C’est aussi le bureau M3 Architectes qui concevra le lot sept appartenant à un propriétaire privé. Il est prévu d’y développer un immeuble administratif de 4950m2 bruts avec peut-être du commerce au rez-de-chaussée, l’ensemble étant entièrement voué à la location. Ainsi, sans être identique, une cohérence architecturale se dégagera des nouvelles constructions sur l’ensemble des huit lots qui composent le PAP.

L’aménagement paysager de la placette est confié à l’ingénieur paysagiste Carlo Mersch. 

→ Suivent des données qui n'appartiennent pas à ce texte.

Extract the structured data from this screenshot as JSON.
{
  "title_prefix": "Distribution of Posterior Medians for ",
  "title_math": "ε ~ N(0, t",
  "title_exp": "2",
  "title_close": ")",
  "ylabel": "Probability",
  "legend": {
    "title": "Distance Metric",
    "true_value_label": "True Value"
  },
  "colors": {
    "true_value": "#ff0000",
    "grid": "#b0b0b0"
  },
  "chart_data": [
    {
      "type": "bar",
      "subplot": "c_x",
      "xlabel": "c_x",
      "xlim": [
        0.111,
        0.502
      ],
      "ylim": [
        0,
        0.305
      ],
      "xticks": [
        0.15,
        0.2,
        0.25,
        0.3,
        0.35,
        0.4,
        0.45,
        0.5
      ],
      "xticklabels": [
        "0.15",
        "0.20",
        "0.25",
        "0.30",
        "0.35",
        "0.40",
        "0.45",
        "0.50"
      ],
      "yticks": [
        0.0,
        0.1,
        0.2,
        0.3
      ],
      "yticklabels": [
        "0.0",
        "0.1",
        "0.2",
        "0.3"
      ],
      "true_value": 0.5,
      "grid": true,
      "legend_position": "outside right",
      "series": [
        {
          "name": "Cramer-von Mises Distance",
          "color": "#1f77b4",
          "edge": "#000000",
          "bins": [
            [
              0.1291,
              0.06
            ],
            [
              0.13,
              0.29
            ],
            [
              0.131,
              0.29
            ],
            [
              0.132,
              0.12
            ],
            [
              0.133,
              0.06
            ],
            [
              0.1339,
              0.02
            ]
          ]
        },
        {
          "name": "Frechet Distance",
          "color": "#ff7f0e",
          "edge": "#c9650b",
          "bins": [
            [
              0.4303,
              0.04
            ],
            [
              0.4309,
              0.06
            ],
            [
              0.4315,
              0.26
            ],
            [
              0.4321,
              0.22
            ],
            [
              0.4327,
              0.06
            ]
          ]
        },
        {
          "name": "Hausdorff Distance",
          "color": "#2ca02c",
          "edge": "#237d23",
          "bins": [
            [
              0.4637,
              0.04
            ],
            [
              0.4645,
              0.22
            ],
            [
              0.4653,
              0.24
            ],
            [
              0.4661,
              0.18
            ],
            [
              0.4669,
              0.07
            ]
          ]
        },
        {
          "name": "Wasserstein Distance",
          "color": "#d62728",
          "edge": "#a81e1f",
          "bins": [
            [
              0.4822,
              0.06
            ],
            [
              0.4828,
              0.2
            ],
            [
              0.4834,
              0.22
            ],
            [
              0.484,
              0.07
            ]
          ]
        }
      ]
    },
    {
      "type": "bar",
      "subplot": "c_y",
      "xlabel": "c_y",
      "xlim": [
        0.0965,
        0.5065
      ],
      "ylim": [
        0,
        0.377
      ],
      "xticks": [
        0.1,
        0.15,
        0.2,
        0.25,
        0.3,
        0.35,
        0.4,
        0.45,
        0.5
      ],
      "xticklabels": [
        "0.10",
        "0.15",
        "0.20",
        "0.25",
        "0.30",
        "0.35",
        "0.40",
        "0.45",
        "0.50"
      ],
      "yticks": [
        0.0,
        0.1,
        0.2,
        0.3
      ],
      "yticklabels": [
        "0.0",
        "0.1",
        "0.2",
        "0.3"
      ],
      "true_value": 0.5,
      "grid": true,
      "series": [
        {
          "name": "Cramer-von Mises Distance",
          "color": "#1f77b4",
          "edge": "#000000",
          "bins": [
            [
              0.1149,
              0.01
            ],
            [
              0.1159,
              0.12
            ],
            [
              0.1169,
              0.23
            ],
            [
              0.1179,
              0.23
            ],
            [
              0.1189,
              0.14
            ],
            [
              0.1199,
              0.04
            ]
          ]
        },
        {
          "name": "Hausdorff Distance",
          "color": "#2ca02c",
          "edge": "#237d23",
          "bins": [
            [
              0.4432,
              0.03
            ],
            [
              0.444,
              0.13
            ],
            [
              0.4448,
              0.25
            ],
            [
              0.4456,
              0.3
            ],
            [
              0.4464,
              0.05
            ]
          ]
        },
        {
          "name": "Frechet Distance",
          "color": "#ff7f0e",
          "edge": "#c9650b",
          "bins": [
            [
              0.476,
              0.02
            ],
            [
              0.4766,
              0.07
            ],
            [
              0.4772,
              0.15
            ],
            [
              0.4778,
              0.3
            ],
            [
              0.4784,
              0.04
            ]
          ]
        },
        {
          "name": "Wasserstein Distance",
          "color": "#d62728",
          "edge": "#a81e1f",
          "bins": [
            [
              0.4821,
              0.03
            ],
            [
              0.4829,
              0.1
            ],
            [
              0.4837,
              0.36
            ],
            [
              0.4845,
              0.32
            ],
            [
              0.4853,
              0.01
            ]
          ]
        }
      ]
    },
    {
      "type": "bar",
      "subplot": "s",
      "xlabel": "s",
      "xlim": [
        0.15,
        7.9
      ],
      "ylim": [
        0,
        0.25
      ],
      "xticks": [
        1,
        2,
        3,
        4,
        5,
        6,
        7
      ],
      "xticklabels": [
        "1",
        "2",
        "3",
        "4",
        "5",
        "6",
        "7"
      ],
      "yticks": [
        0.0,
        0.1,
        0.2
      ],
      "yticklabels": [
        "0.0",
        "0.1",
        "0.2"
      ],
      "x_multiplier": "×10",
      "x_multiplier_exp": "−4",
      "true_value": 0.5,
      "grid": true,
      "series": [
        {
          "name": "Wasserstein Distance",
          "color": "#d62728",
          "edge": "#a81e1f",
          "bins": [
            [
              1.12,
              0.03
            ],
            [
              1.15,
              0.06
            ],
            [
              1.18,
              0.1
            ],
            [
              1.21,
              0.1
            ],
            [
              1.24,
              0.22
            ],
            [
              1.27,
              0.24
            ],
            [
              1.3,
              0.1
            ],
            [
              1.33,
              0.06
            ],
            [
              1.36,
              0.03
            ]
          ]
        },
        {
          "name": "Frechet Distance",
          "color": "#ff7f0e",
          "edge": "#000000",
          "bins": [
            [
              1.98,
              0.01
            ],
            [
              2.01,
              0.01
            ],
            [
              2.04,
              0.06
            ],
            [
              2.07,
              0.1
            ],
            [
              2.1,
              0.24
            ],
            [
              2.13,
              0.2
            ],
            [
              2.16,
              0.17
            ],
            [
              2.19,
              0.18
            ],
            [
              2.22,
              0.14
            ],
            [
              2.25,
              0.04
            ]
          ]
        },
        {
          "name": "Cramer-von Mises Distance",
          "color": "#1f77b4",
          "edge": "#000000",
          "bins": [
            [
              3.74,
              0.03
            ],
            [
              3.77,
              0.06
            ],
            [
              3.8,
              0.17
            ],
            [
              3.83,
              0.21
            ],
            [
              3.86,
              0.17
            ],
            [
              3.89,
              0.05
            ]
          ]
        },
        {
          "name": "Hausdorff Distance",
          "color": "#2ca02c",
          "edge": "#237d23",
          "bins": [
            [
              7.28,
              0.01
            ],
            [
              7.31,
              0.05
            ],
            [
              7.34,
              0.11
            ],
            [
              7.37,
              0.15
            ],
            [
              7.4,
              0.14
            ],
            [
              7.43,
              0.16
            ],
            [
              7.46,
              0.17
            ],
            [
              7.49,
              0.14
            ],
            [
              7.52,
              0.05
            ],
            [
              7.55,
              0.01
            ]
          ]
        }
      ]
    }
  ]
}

Des alentours aussi en mutation

Le développement se poursuit aussi en dehors du PAP Dernier Sol. En face des résidences développées par Eaglestone, le terrain a été vendu à Creahaus qui prévoit d’y réaliser un projet, mais sur lequel nous n’avons pas pu avoir plus d’informations.

 La résidence entrera prochainement en commercialisation.

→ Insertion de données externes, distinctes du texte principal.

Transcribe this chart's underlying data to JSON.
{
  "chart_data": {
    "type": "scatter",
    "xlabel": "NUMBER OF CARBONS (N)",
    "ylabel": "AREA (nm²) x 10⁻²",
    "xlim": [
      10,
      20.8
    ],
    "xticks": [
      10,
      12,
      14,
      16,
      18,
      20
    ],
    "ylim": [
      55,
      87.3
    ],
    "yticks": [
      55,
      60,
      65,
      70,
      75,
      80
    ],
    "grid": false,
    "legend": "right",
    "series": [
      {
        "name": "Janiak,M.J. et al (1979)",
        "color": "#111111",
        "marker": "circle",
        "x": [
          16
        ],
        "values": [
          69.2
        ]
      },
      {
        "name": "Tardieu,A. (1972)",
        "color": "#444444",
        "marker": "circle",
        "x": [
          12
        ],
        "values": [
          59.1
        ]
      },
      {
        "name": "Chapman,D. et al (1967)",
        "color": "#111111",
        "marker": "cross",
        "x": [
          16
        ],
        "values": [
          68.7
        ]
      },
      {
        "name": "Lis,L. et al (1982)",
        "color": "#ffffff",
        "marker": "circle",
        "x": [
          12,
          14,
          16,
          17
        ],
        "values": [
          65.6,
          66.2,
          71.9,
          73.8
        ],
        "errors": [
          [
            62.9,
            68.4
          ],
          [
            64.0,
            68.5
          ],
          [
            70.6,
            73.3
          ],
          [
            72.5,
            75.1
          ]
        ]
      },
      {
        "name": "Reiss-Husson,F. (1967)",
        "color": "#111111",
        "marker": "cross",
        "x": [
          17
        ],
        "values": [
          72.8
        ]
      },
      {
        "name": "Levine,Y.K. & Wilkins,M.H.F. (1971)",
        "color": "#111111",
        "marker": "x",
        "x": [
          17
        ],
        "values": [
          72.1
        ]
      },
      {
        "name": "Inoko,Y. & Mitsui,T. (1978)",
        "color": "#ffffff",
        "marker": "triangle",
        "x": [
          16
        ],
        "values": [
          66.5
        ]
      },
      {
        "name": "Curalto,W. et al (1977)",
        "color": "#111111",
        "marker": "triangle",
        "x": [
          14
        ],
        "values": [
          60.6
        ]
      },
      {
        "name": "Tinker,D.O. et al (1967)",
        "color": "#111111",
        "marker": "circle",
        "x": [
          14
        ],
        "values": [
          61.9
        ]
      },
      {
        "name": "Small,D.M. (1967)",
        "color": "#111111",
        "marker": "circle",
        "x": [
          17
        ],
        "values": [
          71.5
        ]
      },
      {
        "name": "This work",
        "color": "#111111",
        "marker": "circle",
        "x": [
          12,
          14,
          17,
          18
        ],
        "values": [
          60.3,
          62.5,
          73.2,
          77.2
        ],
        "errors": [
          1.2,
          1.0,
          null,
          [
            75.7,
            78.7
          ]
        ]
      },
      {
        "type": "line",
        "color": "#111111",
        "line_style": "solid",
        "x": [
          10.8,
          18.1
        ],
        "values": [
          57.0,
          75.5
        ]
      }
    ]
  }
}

The Agency construit également deux nouvelles résidences, Elidia au 65, route de Thionville et Teva au 122, route de Thionville qui seront livrées respectivement au 1er trimestre 2023 et au 1er trimestre 2024.

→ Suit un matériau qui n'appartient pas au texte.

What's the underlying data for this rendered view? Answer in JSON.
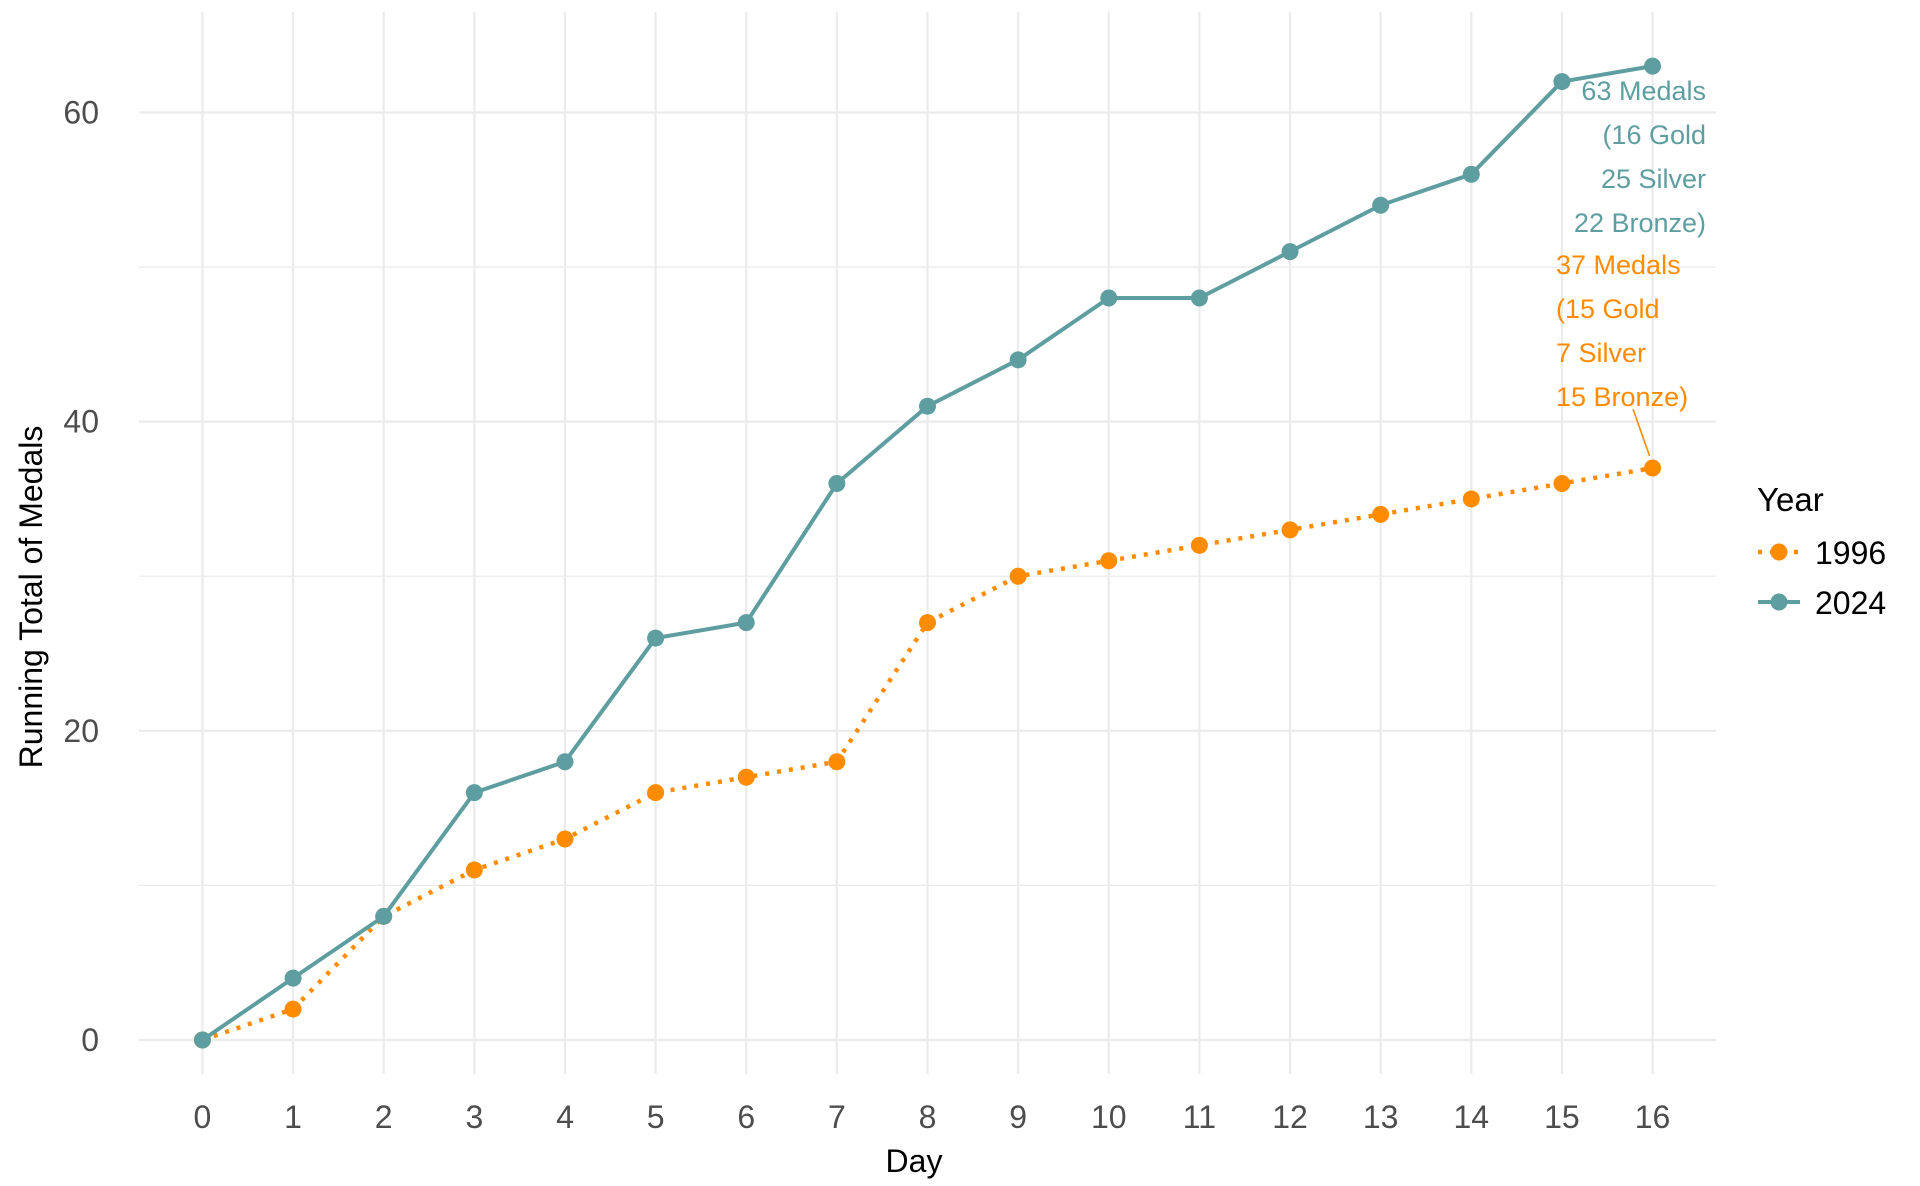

Malgré les rumeurs, les concessions Losch ne semblent pas avoir prévu de quitter les lieux, ou ne souhaitent pas le confirmer pour le moment. Et le déménagement de la Fixerstuff ne semble pas non plus avoir beaucoup progressé. À moyen ou long terme, le front de la route de Thionville sera aussi certainement amené à être remodelé.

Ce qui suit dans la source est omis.